Ve yine biliyorum, ailelerin tutumlarının kişilik gelişimi ve dolayısıyla özgüven edindirme, sonrasında geliştirme noktasında önemli yer teşkil ettiğinin aşikâr olduğunu. Çocuklarımızı iyi analiz ederek yetenekleri doğrultusunda destekleyip, gerekirse başarısızlıktan başarı edindirerek özgüvenlerini sağlamlaştırmak adına adımlar atarken onlara kulak verelim. Özgüvenlerini destekleyici yaklaşımlarda bulunarak, kendi başlarına bir şeyleri yapabilme becerilerinin ortaya çıkmasına fırsat verelim.

Müsaadenizle yazmadan geçmek istemediğim bir paylaşım daha yapmak istiyorum…

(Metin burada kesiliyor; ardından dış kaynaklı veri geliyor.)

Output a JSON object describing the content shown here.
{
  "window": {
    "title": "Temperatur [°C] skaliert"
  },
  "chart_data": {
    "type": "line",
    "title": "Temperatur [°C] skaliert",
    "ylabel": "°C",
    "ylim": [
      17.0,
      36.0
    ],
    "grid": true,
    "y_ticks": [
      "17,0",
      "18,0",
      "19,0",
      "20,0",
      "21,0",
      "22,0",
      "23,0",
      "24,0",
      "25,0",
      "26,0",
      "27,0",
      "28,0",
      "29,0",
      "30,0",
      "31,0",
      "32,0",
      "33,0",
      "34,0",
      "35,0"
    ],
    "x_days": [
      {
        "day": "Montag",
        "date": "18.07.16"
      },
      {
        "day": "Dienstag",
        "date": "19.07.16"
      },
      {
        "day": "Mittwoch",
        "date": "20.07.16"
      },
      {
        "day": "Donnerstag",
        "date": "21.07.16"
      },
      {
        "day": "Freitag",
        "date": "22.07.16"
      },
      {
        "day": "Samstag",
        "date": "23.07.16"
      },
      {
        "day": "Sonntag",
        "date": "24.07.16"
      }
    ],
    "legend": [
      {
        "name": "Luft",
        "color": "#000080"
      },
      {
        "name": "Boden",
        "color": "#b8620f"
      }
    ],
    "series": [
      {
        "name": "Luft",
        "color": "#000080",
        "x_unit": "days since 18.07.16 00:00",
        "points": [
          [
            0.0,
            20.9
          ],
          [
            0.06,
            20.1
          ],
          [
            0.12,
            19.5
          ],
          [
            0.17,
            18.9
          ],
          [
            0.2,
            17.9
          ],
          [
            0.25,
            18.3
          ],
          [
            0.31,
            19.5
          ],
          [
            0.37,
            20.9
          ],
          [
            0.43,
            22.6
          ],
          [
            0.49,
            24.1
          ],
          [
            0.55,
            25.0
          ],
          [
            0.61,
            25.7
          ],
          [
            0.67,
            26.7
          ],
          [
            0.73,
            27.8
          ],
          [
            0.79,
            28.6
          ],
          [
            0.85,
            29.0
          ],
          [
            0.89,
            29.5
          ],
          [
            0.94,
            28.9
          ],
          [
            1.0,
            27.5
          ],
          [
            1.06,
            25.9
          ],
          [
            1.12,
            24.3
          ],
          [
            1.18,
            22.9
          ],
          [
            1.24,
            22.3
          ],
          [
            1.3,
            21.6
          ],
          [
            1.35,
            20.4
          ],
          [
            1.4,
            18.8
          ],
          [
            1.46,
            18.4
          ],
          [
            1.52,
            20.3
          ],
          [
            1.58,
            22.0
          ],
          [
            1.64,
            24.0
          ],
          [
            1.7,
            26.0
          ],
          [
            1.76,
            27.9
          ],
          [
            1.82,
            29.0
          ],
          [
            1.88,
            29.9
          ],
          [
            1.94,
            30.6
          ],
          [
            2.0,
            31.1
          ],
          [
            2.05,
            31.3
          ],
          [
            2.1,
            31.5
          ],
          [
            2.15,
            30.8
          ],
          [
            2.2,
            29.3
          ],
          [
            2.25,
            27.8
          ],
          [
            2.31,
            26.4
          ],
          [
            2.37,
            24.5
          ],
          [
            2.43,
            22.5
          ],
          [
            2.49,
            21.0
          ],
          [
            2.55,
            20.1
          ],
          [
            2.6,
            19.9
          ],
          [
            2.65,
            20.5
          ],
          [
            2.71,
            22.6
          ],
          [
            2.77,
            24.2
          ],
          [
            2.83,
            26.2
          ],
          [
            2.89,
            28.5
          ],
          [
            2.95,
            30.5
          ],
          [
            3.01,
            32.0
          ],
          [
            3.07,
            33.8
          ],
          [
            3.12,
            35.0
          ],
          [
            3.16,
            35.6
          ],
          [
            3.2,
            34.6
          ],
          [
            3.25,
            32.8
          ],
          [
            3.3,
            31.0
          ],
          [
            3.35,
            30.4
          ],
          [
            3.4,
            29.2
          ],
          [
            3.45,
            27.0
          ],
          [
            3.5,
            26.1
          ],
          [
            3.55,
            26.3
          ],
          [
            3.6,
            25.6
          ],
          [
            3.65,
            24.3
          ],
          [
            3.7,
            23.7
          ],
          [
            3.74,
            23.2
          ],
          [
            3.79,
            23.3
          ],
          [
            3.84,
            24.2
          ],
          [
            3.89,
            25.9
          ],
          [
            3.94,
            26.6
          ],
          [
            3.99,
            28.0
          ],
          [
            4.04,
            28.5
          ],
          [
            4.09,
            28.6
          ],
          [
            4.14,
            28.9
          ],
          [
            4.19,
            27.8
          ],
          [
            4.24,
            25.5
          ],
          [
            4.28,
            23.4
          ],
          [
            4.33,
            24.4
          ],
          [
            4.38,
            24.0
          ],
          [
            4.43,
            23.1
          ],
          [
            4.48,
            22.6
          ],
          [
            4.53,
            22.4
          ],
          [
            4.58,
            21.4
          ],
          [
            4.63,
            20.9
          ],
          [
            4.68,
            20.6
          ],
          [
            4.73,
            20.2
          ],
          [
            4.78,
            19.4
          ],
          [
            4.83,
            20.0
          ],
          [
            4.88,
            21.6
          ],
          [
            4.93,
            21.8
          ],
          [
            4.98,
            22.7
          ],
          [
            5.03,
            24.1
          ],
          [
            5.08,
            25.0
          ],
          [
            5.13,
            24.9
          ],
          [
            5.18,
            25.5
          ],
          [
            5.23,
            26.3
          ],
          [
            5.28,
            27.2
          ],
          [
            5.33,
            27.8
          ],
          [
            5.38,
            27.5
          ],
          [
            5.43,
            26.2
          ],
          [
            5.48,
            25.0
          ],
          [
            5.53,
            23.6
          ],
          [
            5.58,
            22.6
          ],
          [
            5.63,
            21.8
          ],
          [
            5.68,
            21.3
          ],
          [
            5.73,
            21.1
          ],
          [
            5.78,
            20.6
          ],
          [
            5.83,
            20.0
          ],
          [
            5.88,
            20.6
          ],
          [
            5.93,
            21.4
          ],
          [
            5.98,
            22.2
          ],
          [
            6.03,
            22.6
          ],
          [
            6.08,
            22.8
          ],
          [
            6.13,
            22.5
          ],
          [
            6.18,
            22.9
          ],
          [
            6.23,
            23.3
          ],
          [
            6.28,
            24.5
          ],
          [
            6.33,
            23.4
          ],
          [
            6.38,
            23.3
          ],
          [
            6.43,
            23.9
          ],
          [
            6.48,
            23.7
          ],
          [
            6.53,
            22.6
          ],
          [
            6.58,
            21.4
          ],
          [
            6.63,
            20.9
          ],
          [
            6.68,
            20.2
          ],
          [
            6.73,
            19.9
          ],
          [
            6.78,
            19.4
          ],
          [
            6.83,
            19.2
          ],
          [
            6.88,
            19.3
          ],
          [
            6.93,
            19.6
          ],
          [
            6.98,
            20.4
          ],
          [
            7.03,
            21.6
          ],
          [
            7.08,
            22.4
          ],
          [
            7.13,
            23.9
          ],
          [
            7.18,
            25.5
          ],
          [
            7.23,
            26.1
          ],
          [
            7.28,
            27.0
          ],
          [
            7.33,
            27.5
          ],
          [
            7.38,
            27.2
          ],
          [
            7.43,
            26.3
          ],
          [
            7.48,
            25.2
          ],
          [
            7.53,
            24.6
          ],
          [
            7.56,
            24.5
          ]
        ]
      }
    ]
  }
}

Zaman zaman ailece yaptığımız mutfak masası sohbetlerinin birinde, babam, henüz ilkokul yıllarında esnaflık yapan dayısının yanında çalıştığı günleri hatırlatarak, “Dayım, küçücük yaşta elime yüklü miktarda parayı verir, bankaya yatırmam için yollardı beni” dedi. Hemen arkasından da ekledi: “Bu benim için, yüklü miktarda parayı elime alıp bankaya gitmekten çok daha ötesiydi! Dayımın bana olan güveniydi! Daha da önemlisi, benim kendime olan güvenimdi!”

Yazıma nokta koymadan önce…

Aşırı koruyucu ailecilik yaparak başkalarına bağımlı ve kendine güvensiz çocuklar yetiştirmeyelim. Ya da tam tersi, çocuklarımızın masaya götürmeye çalıştığı sırada kırmış olduğu bardak için “Kır evlâdım, hiçbir şey senden daha önemli değil” diyerek her yaptığı davranışa kayıtsız hoşgörüyle cevap verip bencil ve girdiği ortamlarda sürekli ilgi çekmeye çalışan çocuklar olarak yetişmelerine izin vermeyelim. Çocuklarımızın yanlışları muhakkak olacaktır. Ama tutarlı ve anlayışlı bir tavır sergileyerek, olması gereken doğru yönü onlara anlatmaktan kaçınmayalım.

Çocuğumuzun, gerek psikolojik, gerek fizyolojik ihtiyaçlarını görmezden gelip ilgisiz bırakarak, gelecekte herkese ve her şeye karşı düşmanca tavır edinmesine, her yaptığını ve her söylediğini eleştirerek -ki bu, “çocuğu dışlamak” demektir- isyankâr yetişmesine ve aşağılık kompleksine sahip olarak büyümesine izin vermeyelim.

Şimdi, var mısınız çocuklarımıza, “Yavrum, bunu senin için yaptım!” veya “Yanıma otur da sohbet edelim” diyerek yaptığı iyi işleri -abartıya kaçmadan- anlatmaya, bizlere verdikleri küçük hediyeleri, sevgi kokan çiçeklerini önemseyip saklamaya, yaptıkları resimleri duvara asmaya ya da buzdolabı kapağına tutturmaya, yazmış oldukları küçük notları ve mektupları kitaplarımıza ayraç yapmaya?